Прибыли к вечеру. Ральф медленно ехал по Вигли, держа веревку, наброшенную Вулфрику на шею. Чтобы двигаться чуть быстрее, мальчиков он передал своим головорезам. Гвенда шла позади. Ее лорд привязывать не стал, уверенный, что от детей мать не убежит. В воскресенье большинство сельчан, радуясь солнцу, высыпали на улицу, как и предполагал Ральф. Тенч надеялся, что унижение Вулфрика отпугнет остальных от поисков более высокого жалованья.
Процессия дошла до маленькой усадьбы, где Ральф жил до переезда в Тенч-холл. Фитцджеральд снял с Вулфрика веревку, отправил его домой, заплатил разбойникам и пригласил Алана и сэра Грегори к себе. На случай его приезда в доме поддерживались чистота и порядок. Лорд велел Вире принести вина и приготовить ужин. В Тенч ехать уже поздно: ночь застанет в дороге.
Лонгфелло сел и вытянул длинные ноги. Казалось, он из тех людей, которые устраиваются удобно везде. Его прямые темные волосы уже тронула седина, но длинный нос с подвижными ноздрями по-прежнему придавал ему презрительный вид.
— И каково ваше мнение? — спросил он.
Ральф думал о новом ордонансе всю дорогу, и ответ у него был готов:
— Не достигнет цели.
Грегори недоуменно поднял брови.
— Вот как?
— Я согласен с сэром Ральфом, — кивнул Алан.
— Причины?
— Во-первых, трудно найти беглецов, — ответил Фитцджеральд.
— Нам просто повезло, что мы выследили Вулфрика. Кое-кто подслушал их разговор о том, куда они направляются, — вставил Фернхилл.
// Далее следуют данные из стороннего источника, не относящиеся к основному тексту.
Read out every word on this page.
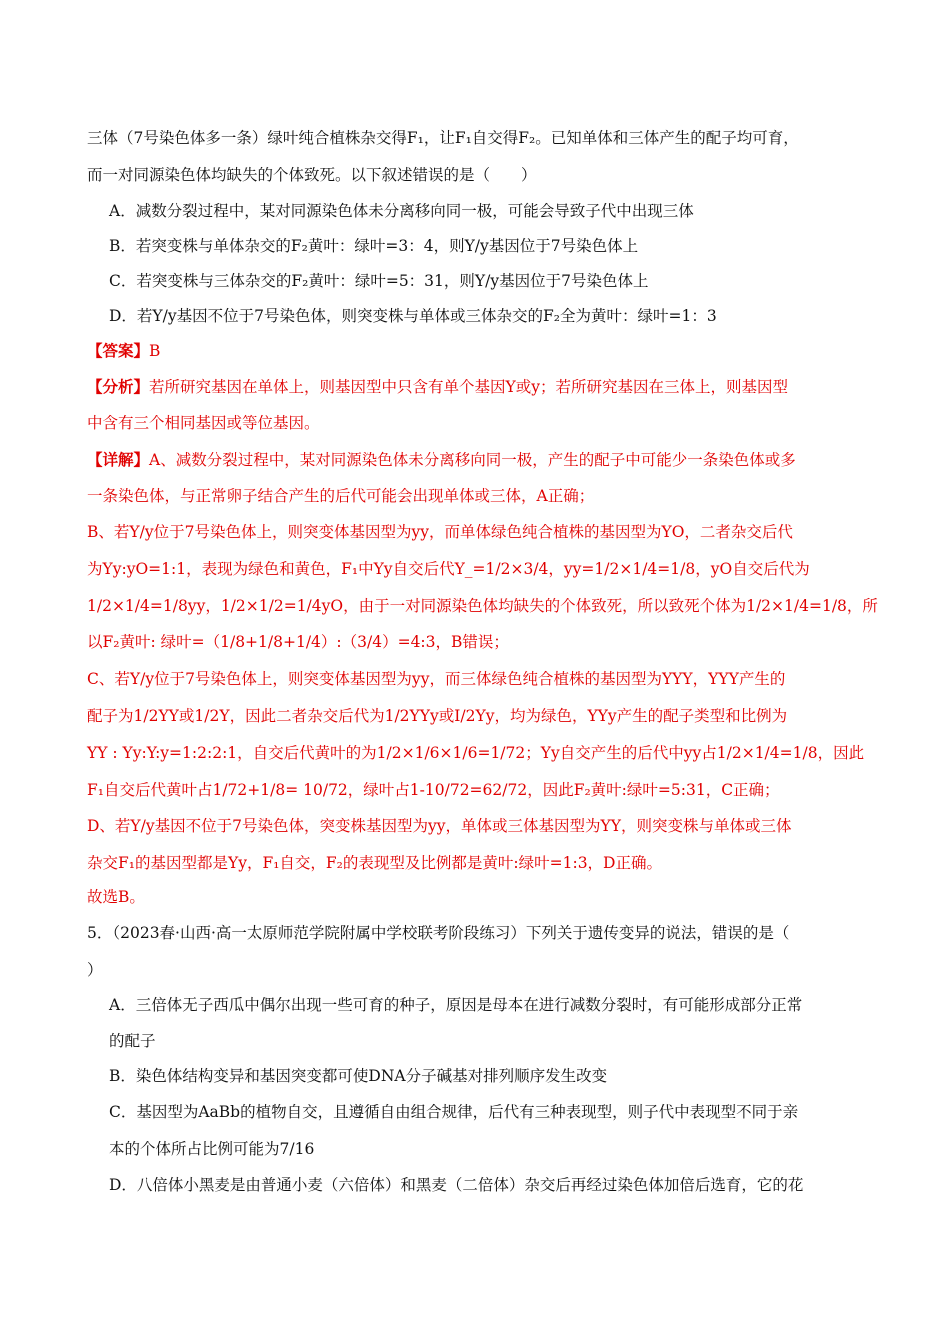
三体（7号染色体多一条）绿叶纯合植株杂交得F₁，让F₁自交得F₂。已知单体和三体产生的配子均可育，
而一对同源染色体均缺失的个体致死。以下叙述错误的是（　　）
A．减数分裂过程中，某对同源染色体未分离移向同一极，可能会导致子代中出现三体
B．若突变株与单体杂交的F₂黄叶：绿叶=3：4，则Y/y基因位于7号染色体上
C．若突变株与三体杂交的F₂黄叶：绿叶=5：31，则Y/y基因位于7号染色体上
D．若Y/y基因不位于7号染色体，则突变株与单体或三体杂交的F₂全为黄叶：绿叶=1：3
【答案】B
【分析】若所研究基因在单体上，则基因型中只含有单个基因Y或y；若所研究基因在三体上，则基因型
中含有三个相同基因或等位基因。
【详解】A、减数分裂过程中，某对同源染色体未分离移向同一极，产生的配子中可能少一条染色体或多
一条染色体，与正常卵子结合产生的后代可能会出现单体或三体，A正确；
B、若Y/y位于7号染色体上，则突变体基因型为yy，而单体绿色纯合植株的基因型为YO，二者杂交后代
为Yy:yO=1:1，表现为绿色和黄色，F₁中Yy自交后代Y_=1/2×3/4，yy=1/2×1/4=1/8，yO自交后代为
1/2×1/4=1/8yy，1/2×1/2=1/4yO，由于一对同源染色体均缺失的个体致死，所以致死个体为1/2×1/4=1/8，所
以F₂黄叶: 绿叶=（1/8+1/8+1/4）:（3/4）=4:3，B错误；
C、若Y/y位于7号染色体上，则突变体基因型为yy，而三体绿色纯合植株的基因型为YYY，YYY产生的
配子为1/2YY或1/2Y，因此二者杂交后代为1/2YYy或I/2Yy，均为绿色，YYy产生的配子类型和比例为
YY : Yy:Y:y=1:2:2:1，自交后代黄叶的为1/2×1/6×1/6=1/72；Yy自交产生的后代中yy占1/2×1/4=1/8，因此
F₁自交后代黄叶占1/72+1/8= 10/72，绿叶占1-10/72=62/72，因此F₂黄叶:绿叶=5:31，C正确；
D、若Y/y基因不位于7号染色体，突变株基因型为yy，单体或三体基因型为YY，则突变株与单体或三体
杂交F₁的基因型都是Yy，F₁自交，F₂的表现型及比例都是黄叶:绿叶=1:3，D正确。
故选B。
5．（2023春·山西·高一太原师范学院附属中学校联考阶段练习）下列关于遗传变异的说法，错误的是（
）
A．三倍体无子西瓜中偶尔出现一些可育的种子，原因是母本在进行减数分裂时，有可能形成部分正常
的配子
B．染色体结构变异和基因突变都可使DNA分子碱基对排列顺序发生改变
C．基因型为AaBb的植物自交，且遵循自由组合规律，后代有三种表现型，则子代中表现型不同于亲
本的个体所占比例可能为7/16
D．八倍体小黑麦是由普通小麦（六倍体）和黑麦（二倍体）杂交后再经过染色体加倍后选育，它的花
— Во-вторых, — продолжал Тенч, — искать их слишком утомительно.
Лонгфелло кивнул:
— Да, мы потратили почти целый день.
— И мне пришлось нанять трех бандитов и дать им лошадей. Я не могу тратить все свое время, гоняясь по округе за беглыми батраками.
— Понимаю.
— В-третьих, что мешает им бежать через неделю?
Алан подтвердил:
— Если они будут помалкивать, мы можем их и не найти.
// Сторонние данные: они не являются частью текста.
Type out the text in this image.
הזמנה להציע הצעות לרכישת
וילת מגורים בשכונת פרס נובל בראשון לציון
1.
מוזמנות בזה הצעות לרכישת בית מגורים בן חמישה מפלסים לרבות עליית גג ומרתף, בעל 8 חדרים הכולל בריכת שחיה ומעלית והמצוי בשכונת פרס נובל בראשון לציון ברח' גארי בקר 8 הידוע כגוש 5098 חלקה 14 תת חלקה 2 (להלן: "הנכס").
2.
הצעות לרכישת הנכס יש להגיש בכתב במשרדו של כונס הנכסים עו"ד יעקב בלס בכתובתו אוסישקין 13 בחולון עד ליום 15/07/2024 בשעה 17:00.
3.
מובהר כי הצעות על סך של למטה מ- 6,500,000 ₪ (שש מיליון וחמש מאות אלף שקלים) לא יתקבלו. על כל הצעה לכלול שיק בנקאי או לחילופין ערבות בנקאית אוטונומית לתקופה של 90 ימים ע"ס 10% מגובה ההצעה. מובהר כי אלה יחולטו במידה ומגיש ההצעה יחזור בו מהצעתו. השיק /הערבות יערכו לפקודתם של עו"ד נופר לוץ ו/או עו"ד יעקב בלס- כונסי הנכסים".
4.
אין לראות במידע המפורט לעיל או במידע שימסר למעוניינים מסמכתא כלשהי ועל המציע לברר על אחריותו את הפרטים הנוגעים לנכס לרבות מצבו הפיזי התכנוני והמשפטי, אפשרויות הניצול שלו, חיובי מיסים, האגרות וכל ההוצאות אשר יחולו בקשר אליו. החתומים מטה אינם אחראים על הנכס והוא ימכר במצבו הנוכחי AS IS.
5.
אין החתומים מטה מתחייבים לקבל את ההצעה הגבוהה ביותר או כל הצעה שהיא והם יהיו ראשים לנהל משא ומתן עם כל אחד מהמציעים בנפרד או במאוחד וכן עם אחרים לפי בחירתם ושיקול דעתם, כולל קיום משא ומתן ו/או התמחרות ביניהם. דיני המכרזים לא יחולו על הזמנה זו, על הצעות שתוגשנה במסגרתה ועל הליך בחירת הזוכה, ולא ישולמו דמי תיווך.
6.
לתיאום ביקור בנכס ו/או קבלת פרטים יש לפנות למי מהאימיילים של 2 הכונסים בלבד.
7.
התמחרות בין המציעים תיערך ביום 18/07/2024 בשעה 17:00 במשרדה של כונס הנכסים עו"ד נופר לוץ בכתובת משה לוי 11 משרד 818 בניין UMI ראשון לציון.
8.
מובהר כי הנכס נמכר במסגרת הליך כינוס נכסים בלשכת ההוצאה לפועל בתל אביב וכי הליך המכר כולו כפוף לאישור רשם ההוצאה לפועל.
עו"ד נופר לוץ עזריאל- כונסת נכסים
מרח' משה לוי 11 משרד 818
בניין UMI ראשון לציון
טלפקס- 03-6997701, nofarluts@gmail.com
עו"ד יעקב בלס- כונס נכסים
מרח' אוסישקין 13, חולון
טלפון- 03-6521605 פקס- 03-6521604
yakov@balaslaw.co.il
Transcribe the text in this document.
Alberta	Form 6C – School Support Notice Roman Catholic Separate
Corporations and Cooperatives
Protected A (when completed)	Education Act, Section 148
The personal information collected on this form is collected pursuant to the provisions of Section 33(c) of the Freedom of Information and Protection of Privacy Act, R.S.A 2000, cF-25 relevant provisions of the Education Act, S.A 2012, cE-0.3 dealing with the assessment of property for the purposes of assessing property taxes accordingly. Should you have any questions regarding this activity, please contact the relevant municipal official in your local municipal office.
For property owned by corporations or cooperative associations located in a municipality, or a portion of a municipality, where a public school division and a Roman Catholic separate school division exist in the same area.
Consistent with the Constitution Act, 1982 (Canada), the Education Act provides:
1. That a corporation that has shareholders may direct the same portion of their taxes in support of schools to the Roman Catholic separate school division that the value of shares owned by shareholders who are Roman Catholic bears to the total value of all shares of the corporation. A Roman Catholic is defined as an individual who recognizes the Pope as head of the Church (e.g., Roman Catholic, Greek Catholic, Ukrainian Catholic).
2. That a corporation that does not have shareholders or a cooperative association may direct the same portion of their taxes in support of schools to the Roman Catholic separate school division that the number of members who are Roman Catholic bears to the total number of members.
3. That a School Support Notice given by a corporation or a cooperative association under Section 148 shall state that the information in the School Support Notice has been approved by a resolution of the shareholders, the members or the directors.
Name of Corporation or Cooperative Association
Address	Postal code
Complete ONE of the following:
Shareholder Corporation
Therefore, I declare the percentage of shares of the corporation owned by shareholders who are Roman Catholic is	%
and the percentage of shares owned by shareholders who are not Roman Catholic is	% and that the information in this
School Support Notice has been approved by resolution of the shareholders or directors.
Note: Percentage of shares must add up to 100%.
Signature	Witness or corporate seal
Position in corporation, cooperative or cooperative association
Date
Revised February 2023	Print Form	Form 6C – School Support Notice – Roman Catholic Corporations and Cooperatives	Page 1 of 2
— Поможет лишь одно, — продолжал землевладелец. — Кто-то должен рыскать по деревням, обнаруживать беглецов и наказывать на месте.
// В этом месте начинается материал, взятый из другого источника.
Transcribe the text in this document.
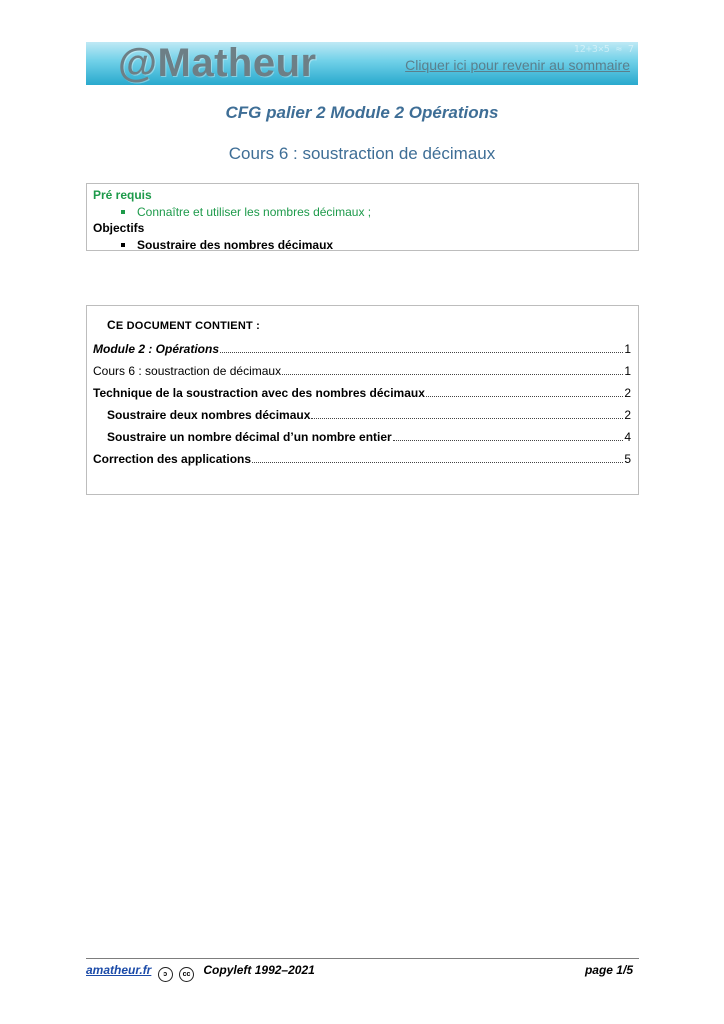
12+3×5 ≈ 7
@Matheur	Cliquer ici pour revenir au sommaire
CFG palier 2 Module 2 Opérations
Cours 6 : soustraction de décimaux
Pré requis
Connaître et utiliser les nombres décimaux ;
Objectifs
Soustraire des nombres décimaux
CE DOCUMENT CONTIENT :
Module 2 : Opérations	1
Cours 6 : soustraction de décimaux	1
Technique de la soustraction avec des nombres décimaux	2
Soustraire deux nombres décimaux	2
Soustraire un nombre décimal d’un nombre entier	4
Correction des applications	5
amatheur.fr ↄ cc Copyleft 1992–2021	page 1/5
— Вы имеете в виду, так сказать, комиссию по батракам?
— Точно. Назначить в каждом графстве с десяток человек, которые будут переходить из села в село и сажать беглецов в колодки.
— То есть вы хотите, чтобы кто-то делал за вас вашу работу.
Дерзко, но лорд попытался сделать вид, что не оскорбился.
— Ну зачем же? Если вам угодно, я могу войти в состав такой комиссии. Просто это нужно делать. Одним взмахом косы все поле не скосить.
— Интересно, — поджал губы Грегори. Вира принесла кувшин и бокалы, разлила вино. — Вы неглупый человек, сэр Ральф. Вы ведь не являетесь членом парламента?
— Нет.
— Жаль. Думаю, королю понравится ваш совет.
Отвешивая поклон, Фитцджеральд постарался умерить радость.
— Вы очень любезны… Теперь граф Уильям умер и… — Тенч увидел открывающуюся дверь и замолк.
Вошел Нейт Рив.
— Великолепно, сэр Ральф, если позволите! Вулфрик и Гвенда вернулись в загон. Два самых работящих у нас человека.
Фитцджеральд разозлился, что староста перебил беседу в такой важный момент:
— Я полагаю, теперь деревня сможет платить положенное.
— Да, сэр… если они останутся.
Лорд нахмурился. Нейт нащупал его слабое место. Как удержать Вулфрика в Вигли? Не приковывать же человека к плугу. Лонгфелло обратился к Натану:
— Скажи мне, староста, тебе есть что предложить лорду?
— Да, сэр.
— Я так и думал.
Рив понял это как приглашение и повернулся к Ральфу:
— Только одно наверняка удержит Вулфрика в деревне до конца его дней. И это в ваших силах.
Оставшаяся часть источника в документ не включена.